The Value of Listening

According to John Maxwell, these are the benefits of listening to others:

  1. Listening shows respect: It’s a mistake to try to impress others, trying to appear smart, witty or entertaining to the other person. If you want to impress others, focus on what they have to offer! Be impressed and interested rather than impressive and interesting.
  2. Listening builds relationships: Dale Carnegie wrote that you can make more friends in two weeks by listening to people than you can in two years trying to get people interested in you (in How to Win Friends and Influence People). David Schwartz, in the Magic of Thinking Big, wrote that big people monopolize the listening while small people monopolize the talking.
  3. Listening increases knowledge: It’s amazing how much you can learn by listening to others. Beware of thinking you have all the answers and being the expert. Continue growing and learning. None of us has arrived. Many people in authority begin to listen less and less.
  4. Listening generates ideas: people love to contribute to the process, and have their leaders share the credit for ideas. Even if an idea doesn’t work, it might encourage other brainstorming ideas that will work.
  5. Listening builds loyalty: if you don’t make it a practice to listen to people, they will find someone else who will: employees, spouses, children, friends, colleagues. Good listening will draw people toward you.
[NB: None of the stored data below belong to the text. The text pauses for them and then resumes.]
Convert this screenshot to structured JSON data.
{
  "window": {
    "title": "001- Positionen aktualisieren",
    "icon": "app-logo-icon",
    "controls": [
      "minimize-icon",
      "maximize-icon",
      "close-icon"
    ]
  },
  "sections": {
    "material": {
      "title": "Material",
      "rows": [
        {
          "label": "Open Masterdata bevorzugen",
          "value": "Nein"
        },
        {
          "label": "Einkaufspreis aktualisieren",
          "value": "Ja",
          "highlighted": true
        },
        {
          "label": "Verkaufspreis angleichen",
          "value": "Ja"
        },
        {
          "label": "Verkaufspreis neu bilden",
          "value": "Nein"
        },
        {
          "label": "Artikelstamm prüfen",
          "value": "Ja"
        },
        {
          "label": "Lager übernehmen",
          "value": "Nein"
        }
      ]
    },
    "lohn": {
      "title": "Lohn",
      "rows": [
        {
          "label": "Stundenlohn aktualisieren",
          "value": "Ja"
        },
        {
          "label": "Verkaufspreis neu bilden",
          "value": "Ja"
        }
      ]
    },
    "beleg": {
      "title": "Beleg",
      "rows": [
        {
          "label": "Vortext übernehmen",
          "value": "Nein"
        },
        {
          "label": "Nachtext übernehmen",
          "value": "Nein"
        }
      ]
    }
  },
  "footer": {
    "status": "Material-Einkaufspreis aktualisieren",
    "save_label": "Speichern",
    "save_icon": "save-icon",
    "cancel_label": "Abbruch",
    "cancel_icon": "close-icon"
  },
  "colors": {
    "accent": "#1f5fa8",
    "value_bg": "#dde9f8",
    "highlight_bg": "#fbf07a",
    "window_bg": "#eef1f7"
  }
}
How to develop good listening habits:

  1. Look at the speaker: you know how it works, undivided attention; don’t shuffle papers, type on the computer, watch TV, do the dishes, focus on the person.
  2. Don’t interrupt: interruption shows disrespect. People generally interrupt because, 1) they don’t place value on what the other person has to say, 2) they want to impress others by showing how smart they are, or 3) they are too excited about the conversation to allow the other person to finish talking. Check your motives.
  3. Focus on understanding: universities have studied information retention and we tend to forget 50% of what we hear, and retain only 25% the next day. Increase in understanding helps retention. It’s more than just hearing the words.
  4. Determine the need at the moment: men want to fix things, so the need at the moment is resolution. Women tend to want to share information and discuss things.
  5. Check your emotions: don’t make the unsuspecting person a recipient of your unvented emotions.
  6. Suspend your judgment: you can’t jump to conclusions and be a good listener at the same time. Wait to hear the whole story.
  7. Sum up at major intervals: comment on what you hear by summing up what you have heard. If you truly understand the situation, the person will let you know. If you don’t understand, this allows opportunity to get it right. Summarize one idea before going on to the next.
  8. Ask questions for clarity: top reporters are great at asking questions to get to the bottom of the story. They focus on understanding, suspend judgment and sum up what the person has to say.
  9. Make listening your priority: no matter how busy you are, this practice of listening is essential.

Good suggestions for effective leadership at home and the office!